Regarding the filesize parameters if I'm not mistaken these apply to
all tables right? Or can we configure it for a specific table? this
because this is actually a table with a lot of entries but each entry is
very small, so if I set the filesize param for the amount of entries I
need (like 1.5K entries) and this applies to other tables there are ones
that would create a region per entry :).
Regarding the other option I'm glad to try and implement it but would
appreciate any guidance. Would definitely need a row counter, and a
means of getting the nth row, I seem to recall a JIRA about the counter
but don't know about the second issue.
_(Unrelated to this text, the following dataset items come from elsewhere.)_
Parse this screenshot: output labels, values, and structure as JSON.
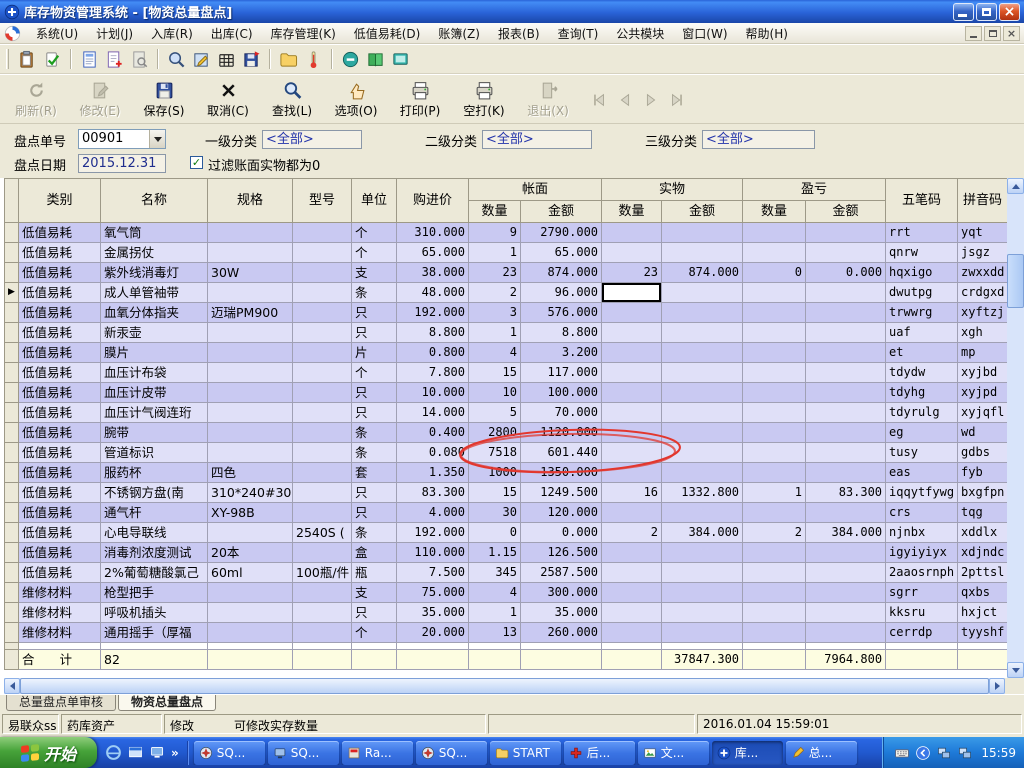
{
  "window": {
    "title": "库存物资管理系统 - [物资总量盘点]"
  },
  "menu": {
    "items": [
      "系统(U)",
      "计划(J)",
      "入库(R)",
      "出库(C)",
      "库存管理(K)",
      "低值易耗(D)",
      "账簿(Z)",
      "报表(B)",
      "查询(T)",
      "公共模块",
      "窗口(W)",
      "帮助(H)"
    ]
  },
  "toolbar_small": {
    "icons": [
      {
        "name": "paste-icon"
      },
      {
        "name": "validate-icon"
      },
      {
        "sep": true
      },
      {
        "name": "report-icon"
      },
      {
        "name": "doc-add-icon"
      },
      {
        "name": "doc-find-icon"
      },
      {
        "sep": true
      },
      {
        "name": "zoom-icon"
      },
      {
        "name": "pad-edit-icon"
      },
      {
        "name": "grid-icon"
      },
      {
        "name": "save-export-icon"
      },
      {
        "sep": true
      },
      {
        "name": "folder-icon"
      },
      {
        "name": "thermometer-icon"
      },
      {
        "sep": true
      },
      {
        "name": "stop-icon"
      },
      {
        "name": "book-icon"
      },
      {
        "name": "screen-icon"
      }
    ]
  },
  "toolbar_main": {
    "buttons": [
      {
        "label": "刷新(R)",
        "icon": "refresh-icon",
        "enabled": false
      },
      {
        "label": "修改(E)",
        "icon": "modify-icon",
        "enabled": false
      },
      {
        "label": "保存(S)",
        "icon": "save-icon",
        "enabled": true
      },
      {
        "label": "取消(C)",
        "icon": "cancel-icon",
        "enabled": true
      },
      {
        "label": "查找(L)",
        "icon": "find-icon",
        "enabled": true
      },
      {
        "label": "选项(O)",
        "icon": "options-icon",
        "enabled": true
      },
      {
        "label": "打印(P)",
        "icon": "print-icon",
        "enabled": true
      },
      {
        "label": "空打(K)",
        "icon": "print-icon",
        "enabled": true
      },
      {
        "label": "退出(X)",
        "icon": "exit-icon",
        "enabled": false
      }
    ],
    "nav": [
      "nav-first-icon",
      "nav-prev-icon",
      "nav-next-icon",
      "nav-last-icon"
    ]
  },
  "filters": {
    "doc_no_label": "盘点单号",
    "doc_no_value": "00901",
    "cat1_label": "一级分类",
    "cat1_value": "<全部>",
    "cat2_label": "二级分类",
    "cat2_value": "<全部>",
    "cat3_label": "三级分类",
    "cat3_value": "<全部>",
    "date_label": "盘点日期",
    "date_value": "2015.12.31",
    "filter_zero_label": "过滤账面实物都为0",
    "filter_zero_checked": true
  },
  "grid": {
    "headers": {
      "category": "类别",
      "name": "名称",
      "spec": "规格",
      "model": "型号",
      "unit": "单位",
      "price": "购进价",
      "book_group": "帐面",
      "actual_group": "实物",
      "diff_group": "盈亏",
      "qty": "数量",
      "amount": "金额",
      "wubi": "五笔码",
      "pinyin": "拼音码"
    },
    "rows": [
      [
        "低值易耗",
        "氧气筒",
        "",
        "",
        "个",
        "310.000",
        "9",
        "2790.000",
        "",
        "",
        "",
        "",
        "rrt",
        "yqt"
      ],
      [
        "低值易耗",
        "金属拐仗",
        "",
        "",
        "个",
        "65.000",
        "1",
        "65.000",
        "",
        "",
        "",
        "",
        "qnrw",
        "jsgz"
      ],
      [
        "低值易耗",
        "紫外线消毒灯",
        "30W",
        "",
        "支",
        "38.000",
        "23",
        "874.000",
        "23",
        "874.000",
        "0",
        "0.000",
        "hqxigo",
        "zwxxdd"
      ],
      [
        "低值易耗",
        "成人单管袖带",
        "",
        "",
        "条",
        "48.000",
        "2",
        "96.000",
        "",
        "",
        "",
        "",
        "dwutpg",
        "crdgxd"
      ],
      [
        "低值易耗",
        "血氧分体指夹",
        "迈瑞PM900",
        "",
        "只",
        "192.000",
        "3",
        "576.000",
        "",
        "",
        "",
        "",
        "trwwrg",
        "xyftzj"
      ],
      [
        "低值易耗",
        "新汞壶",
        "",
        "",
        "只",
        "8.800",
        "1",
        "8.800",
        "",
        "",
        "",
        "",
        "uaf",
        "xgh"
      ],
      [
        "低值易耗",
        "膜片",
        "",
        "",
        "片",
        "0.800",
        "4",
        "3.200",
        "",
        "",
        "",
        "",
        "et",
        "mp"
      ],
      [
        "低值易耗",
        "血压计布袋",
        "",
        "",
        "个",
        "7.800",
        "15",
        "117.000",
        "",
        "",
        "",
        "",
        "tdydw",
        "xyjbd"
      ],
      [
        "低值易耗",
        "血压计皮带",
        "",
        "",
        "只",
        "10.000",
        "10",
        "100.000",
        "",
        "",
        "",
        "",
        "tdyhg",
        "xyjpd"
      ],
      [
        "低值易耗",
        "血压计气阀连珩",
        "",
        "",
        "只",
        "14.000",
        "5",
        "70.000",
        "",
        "",
        "",
        "",
        "tdyrulg",
        "xyjqfl"
      ],
      [
        "低值易耗",
        "腕带",
        "",
        "",
        "条",
        "0.400",
        "2800",
        "1120.000",
        "",
        "",
        "",
        "",
        "eg",
        "wd"
      ],
      [
        "低值易耗",
        "管道标识",
        "",
        "",
        "条",
        "0.080",
        "7518",
        "601.440",
        "",
        "",
        "",
        "",
        "tusy",
        "gdbs"
      ],
      [
        "低值易耗",
        "服药杯",
        "四色",
        "",
        "套",
        "1.350",
        "1000",
        "1350.000",
        "",
        "",
        "",
        "",
        "eas",
        "fyb"
      ],
      [
        "低值易耗",
        "不锈钢方盘(南",
        "310*240#30",
        "",
        "只",
        "83.300",
        "15",
        "1249.500",
        "16",
        "1332.800",
        "1",
        "83.300",
        "iqqytfywg",
        "bxgfpn"
      ],
      [
        "低值易耗",
        "通气杆",
        "XY-98B",
        "",
        "只",
        "4.000",
        "30",
        "120.000",
        "",
        "",
        "",
        "",
        "crs",
        "tqg"
      ],
      [
        "低值易耗",
        "心电导联线",
        "",
        "2540S (",
        "条",
        "192.000",
        "0",
        "0.000",
        "2",
        "384.000",
        "2",
        "384.000",
        "njnbx",
        "xddlx"
      ],
      [
        "低值易耗",
        "消毒剂浓度测试",
        "20本",
        "",
        "盒",
        "110.000",
        "1.15",
        "126.500",
        "",
        "",
        "",
        "",
        "igyiyiyx",
        "xdjndc"
      ],
      [
        "低值易耗",
        "2%葡萄糖酸氯己",
        "60ml",
        "100瓶/件",
        "瓶",
        "7.500",
        "345",
        "2587.500",
        "",
        "",
        "",
        "",
        "2aaosrnph",
        "2pttsl"
      ],
      [
        "维修材料",
        "枪型把手",
        "",
        "",
        "支",
        "75.000",
        "4",
        "300.000",
        "",
        "",
        "",
        "",
        "sgrr",
        "qxbs"
      ],
      [
        "维修材料",
        "呼吸机插头",
        "",
        "",
        "只",
        "35.000",
        "1",
        "35.000",
        "",
        "",
        "",
        "",
        "kksru",
        "hxjct"
      ],
      [
        "维修材料",
        "通用摇手（厚福",
        "",
        "",
        "个",
        "20.000",
        "13",
        "260.000",
        "",
        "",
        "",
        "",
        "cerrdp",
        "tyyshf"
      ]
    ],
    "selected_row_index": 3,
    "focused_cell": {
      "row_index": 3,
      "col_index": 8
    },
    "totals": {
      "label": "合　　计",
      "name": "82",
      "actual_amount": "37847.300",
      "diff_amount": "7964.800"
    }
  },
  "tabs": {
    "items": [
      {
        "label": "总量盘点单审核",
        "active": false
      },
      {
        "label": "物资总量盘点",
        "active": true
      }
    ]
  },
  "statusbar": {
    "panels": [
      {
        "text": "易联众ss"
      },
      {
        "text": "药库资产"
      },
      {
        "text": "修改",
        "text2": "可修改实存数量"
      },
      {
        "text": ""
      },
      {
        "text": "2016.01.04 15:59:01"
      }
    ]
  },
  "taskbar": {
    "start_label": "开始",
    "quick_launch": [
      "ie-icon",
      "window-icon",
      "desktop-icon"
    ],
    "more_chevron": "»",
    "buttons": [
      {
        "icon": "compass-icon",
        "label": "SQ...",
        "active": false
      },
      {
        "icon": "monitor-icon",
        "label": "SQ...",
        "active": false
      },
      {
        "icon": "ra-app-icon",
        "label": "Ra...",
        "active": false
      },
      {
        "icon": "compass-icon",
        "label": "SQ...",
        "active": false
      },
      {
        "icon": "folder-icon",
        "label": "START",
        "active": false
      },
      {
        "icon": "red-cross-icon",
        "label": "后...",
        "active": false
      },
      {
        "icon": "image-icon",
        "label": "文...",
        "active": false
      },
      {
        "icon": "app-plus-icon",
        "label": "库...",
        "active": true
      },
      {
        "icon": "pen-icon",
        "label": "总...",
        "active": false
      }
    ],
    "tray_icons": [
      "keyboard-icon",
      "collapse-icon",
      "net-icon",
      "net-icon"
    ],
    "time": "15:59"
  },
  "colors": {
    "row_odd": "#c9c9f2",
    "row_even": "#e0e0f8",
    "total_row": "#fdfde1",
    "annotation": "#e2372e",
    "grid_line": "#a0a0b4",
    "titlebar_text": "#ffffff"
  }
}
Any thoughts?
David
On Thu, 2008-07-31 at 09:49 -0400, Jean-Daniel Cryans wrote:
> David,
>
> If having regions splitting below the default threshold is what you want,
> you can change the configuration parameter "hbase.hregion.max.filesize"
> which by default is set to 256M. Regarding the other option, I don't think
> it's easily doable.
>
> J-D
>
> On Thu, Jul 31, 2008 at 9:06 AM, David Alves
> <[EMAIL PROTECTED]>wrote:
>
> > Hi Guys
> >
> > I use hbase (amongst other things) to crawl some repos of infomation
> > and util now I've been using the Nutch segment generation paradigm. I
> > would very much like to skip the segment generation step using hbase as
> > source and sink directly but in order to do that I would need to either
> > allow more that one split to be generated for a single region or make
> > the regions in this particular table split with much less entries than
> > other tables.
> > Is any of this possible?
> >
> > Regards
> > David Alves
> >
> > PS: Thanks Jim and Stack for your hard work on this great piece of
> > software. Hoping to see you guys commiting again soon, but either way
> > you have already done great work.
> >
> >